Turkey, and Washington, consider the PKK a terrorist outfit. Confirming Turkey’s Kurd-targeting attacks inside Iraq, the office of the Turkish PM said: “Strikes were carried out on targets of the Daesh [Isil] terror group in Syria and the PKK terror group in Northern Iraq.”
This might sound like a causal official announcement. But it’s actually a morally loaded, and morally warped, statement.
For the conflation of Isil with the PKK — with both depicted as “terror groups” Turkey wants to demolish — suggests there’s a moral equivalence between them; between a barbaric group that seems to have been teleported form the Middle Ages and a Marxist guerrilla outfit that wants to create a Kurdish homeland on Iraqi, Turkish and Syrian territory.

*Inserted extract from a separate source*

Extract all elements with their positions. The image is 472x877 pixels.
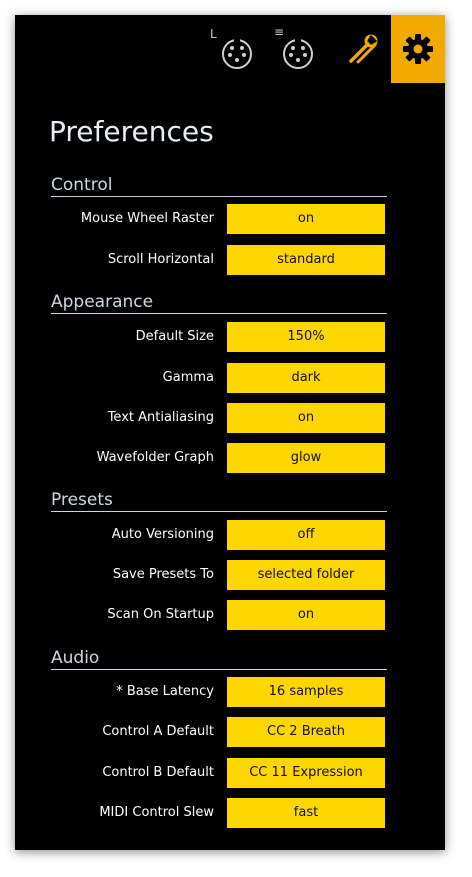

Yet whatever you think of the PKK — whether you agree with Western capitals that brand it terroristic or with Kurds who think it’s a legit army — there’s simply no comparison between these Left-wing militants and the Islamic forces currently plundering, statue-smashing and beheading their way through Syria and Iraq.
Some Western observers say Turkey is only pounding PKK positions, rather than indiscriminately targeting all Kurdish groups in Northern Iraq, and that’s why Western leaders aren’t too worried.

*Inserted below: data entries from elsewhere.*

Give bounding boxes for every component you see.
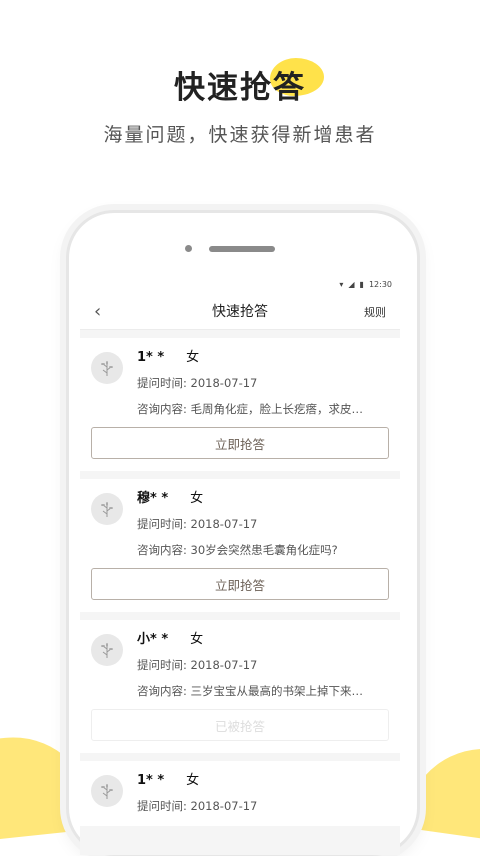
question-time: 提问时间: 2018-07-17	[137, 376, 258, 390]
patient-name: 1* *	[137, 350, 165, 365]
question-card: 小* * 女 提问时间: 2018-07-17 咨询内容: 三岁宝宝从最高的书架上…	[80, 620, 400, 753]
question-time: 提问时间: 2018-07-17	[137, 799, 258, 813]
question-card: 1* * 女 提问时间: 2018-07-17	[80, 761, 400, 826]
grab-answer-button[interactable]: 立即抢答	[91, 568, 389, 600]
phone-speaker	[209, 246, 275, 252]
patient-name-line: 小* * 女	[137, 630, 389, 650]
question-content: 咨询内容: 三岁宝宝从最高的书架上掉下来…	[137, 684, 364, 698]
patient-name: 穆* *	[137, 491, 169, 506]
patient-name: 1* *	[137, 773, 165, 788]
question-content: 咨询内容: 30岁会突然患毛囊角化症吗?	[137, 543, 338, 557]
status-time: 12:30	[368, 279, 392, 289]
avatar	[91, 493, 123, 525]
phone-screen: ▾ ◢ ▮ 12:30 ‹ 快速抢答 规则 1* * 女 提问时间: 2018-…	[80, 275, 400, 855]
rules-link[interactable]: 规则	[364, 304, 386, 320]
patient-name-line: 1* * 女	[137, 348, 389, 368]
patient-name-line: 1* * 女	[137, 771, 389, 791]
patient-name: 小* *	[137, 632, 169, 647]
question-card: 穆* * 女 提问时间: 2018-07-17 咨询内容: 30岁会突然患毛囊角化…	[80, 479, 400, 612]
patient-gender: 女	[186, 350, 200, 365]
question-list: 1* * 女 提问时间: 2018-07-17 咨询内容: 毛周角化症，脸上长疙瘩…	[80, 330, 400, 826]
status-bar: ▾ ◢ ▮ 12:30	[80, 275, 400, 293]
avatar	[91, 634, 123, 666]
plant-icon	[101, 643, 113, 658]
plant-icon	[101, 502, 113, 517]
phone-mockup: ▾ ◢ ▮ 12:30 ‹ 快速抢答 规则 1* * 女 提问时间: 2018-…	[66, 210, 420, 856]
plant-icon	[101, 361, 113, 376]
nav-title: 快速抢答	[212, 304, 268, 320]
nav-bar: ‹ 快速抢答 规则	[80, 293, 400, 330]
avatar	[91, 352, 123, 384]
wifi-icon: ▾	[339, 279, 344, 289]
grab-answer-button[interactable]: 立即抢答	[91, 427, 389, 459]
hero-subtitle: 海量问题，快速获得新增患者	[103, 124, 377, 146]
back-chevron-icon[interactable]: ‹	[94, 301, 101, 322]
question-card: 1* * 女 提问时间: 2018-07-17 咨询内容: 毛周角化症，脸上长疙瘩…	[80, 338, 400, 471]
patient-name-line: 穆* * 女	[137, 489, 389, 509]
battery-icon: ▮	[359, 279, 364, 289]
question-time: 提问时间: 2018-07-17	[137, 517, 258, 531]
question-content: 咨询内容: 毛周角化症，脸上长疙瘩，求皮…	[137, 402, 364, 416]
phone-camera	[185, 245, 192, 252]
patient-gender: 女	[190, 491, 204, 506]
answered-button-disabled: 已被抢答	[91, 709, 389, 741]
plant-icon	[101, 784, 113, 799]
hero-title-text: 快速抢答	[174, 70, 306, 106]
patient-gender: 女	[186, 773, 200, 788]
avatar	[91, 775, 123, 807]
patient-gender: 女	[190, 632, 204, 647]
signal-icon: ◢	[348, 279, 355, 289]
question-time: 提问时间: 2018-07-17	[137, 658, 258, 672]
hero-title: 快速抢答	[0, 58, 480, 107]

But it’s way more complicated than that. The PKK has close links with the YPG, the Kurdish People’s Protection Units in Syria, who have been among the bravest battlers against Isil.
In the words of Kani Xulam of the American Kurdish Information Network, the YPG, assisted by the PKK, have been allies of the West in the attempt to snuff out Isil — in fact, they’ve been Washington’s “most effective boots on the ground against [Isil]”.
So for Washington to turn a blind eye to Turkish attacks on Kurdish positions in Isil-threatened territory is not only immoral — it’s also really dumb, threatening to rupture links that the West has built up with certain Kurdish forces.